Gold Price Sliding Toward $1,250 On U.S. Dollar Strength

London (May 21)  In a shining example of how the financial markets are full of surprises even for those (ourselves included) who claim to understand them, the US dollar is now extremely bullish after having endured a very bearish outlook. To be fair, a bullish or bearish outlook hinges on which time-span a trader chooses, since different themes influence an asset over different time frames.

The dollar is set to drop 5 percent by the end of the year, as investor focus returns to deteriorating US twin deficits—fiscal and current account. Today is also the second day of declines for US 10-year yields, though as of this writing they're once again pointing a bit higher, leading traders to believe that bond yields could be running out of steam. This would be an appropriate time to remind readers that we have been bullish on yields even after they stalled between April 26-May 14, for 12 sessions. Thus a two-day stall has very little predictive value.

Another point on which to be pessimistic is the growing perception that US has become an unreliable trading partner with an unpredictable president at the helm. This view may incentivize countries to begin importing from more predictable countries, steering demand away from the dollar.

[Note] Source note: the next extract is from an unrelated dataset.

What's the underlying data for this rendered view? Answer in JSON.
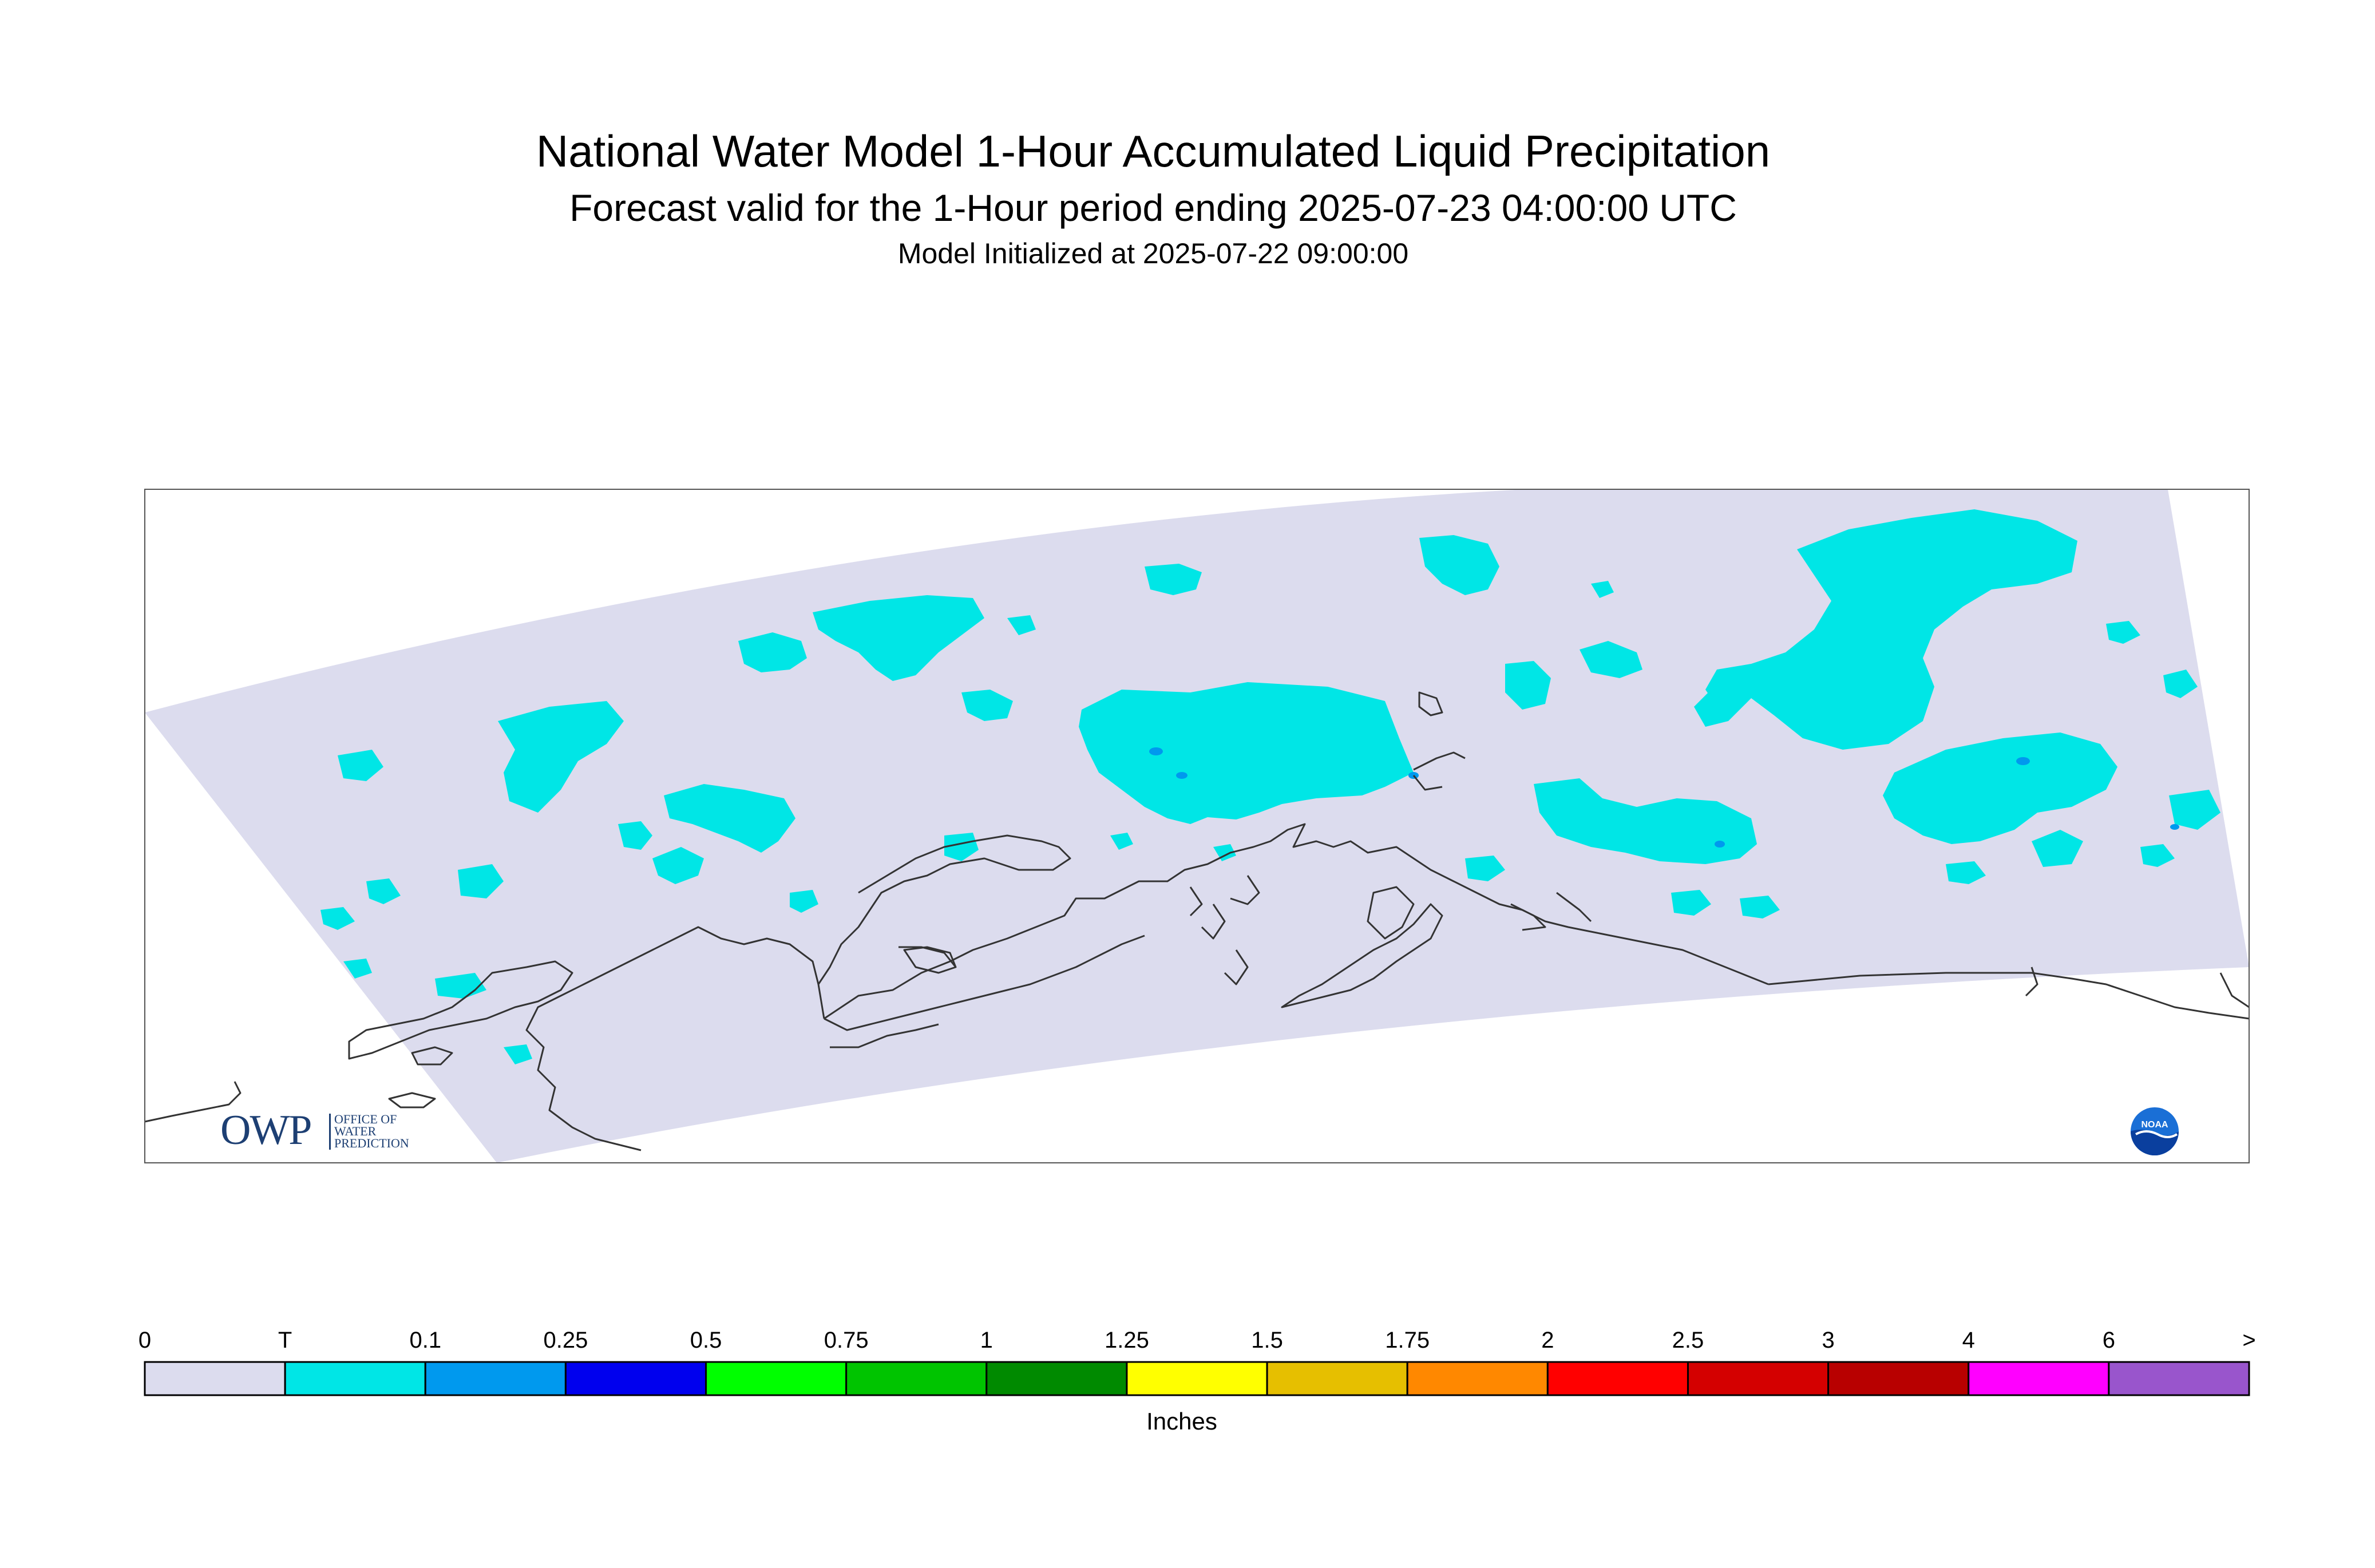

Dollar Rising; Euro, Pound Struggling

However, at least for the moment, the dollar is the currency to have in hand, after the trade war—which has been its biggest headwind—is seen to be lifting, at least for the time being. This has been compounded by the fact that the euro and pound are struggling with their own problems.

The pound is pressured ahead of UK data including CPI and a second reading of GDP on the backdrop of political instability. The euro is taking a hit from the Italian government's path to a coalition that would seek to follow Britain’s example and depart from the EU. The added Italian risk would lead Italian bond holders to sell off, adding pressure to the euro, whereas US Treasuries are an oasis of calm.

All this provides a bullish outlook for the dollar in the near to mid-term and therefore a bearish outlook for gold over the same period.

The price of gold completed a double-top last Tuesday. After a three day pause, today’s dollar jump led to a selloff in gold.

When the price crossed below the neckline, it also cut through the 200 DMA (red). At the same time, the 50 DMA (green) crossed below the 100 DMA (blue). Both events demonstrate that prices are falling, relative to different periods, increasing the probability that the downtrend, established with the double-top completion, will continue for now.

Trading Strategies – Short Position Setup

Conservative traders would wait for a 3 percent neckline penetration to $1,263, to avoid a bear-trap. However, that makes the risk-reward trend ratio untenable. Therefore, they would need to wait for a return move toward the neckline. Since that would require a considerable rally, they may require evidence that the pattern is still in play, when at least one long red candle would engulf a preceding green candle, after the rally.

Moderate traders may be content with just a 2 percent penetration to $1,267. They may wait for a return move for a better entry, but not necessarily for proof of the pattern’s integrity.

Aggressive traders may short now, providing they can afford a stop-loss above the $1,303 neckline or accept the risk of a losing position.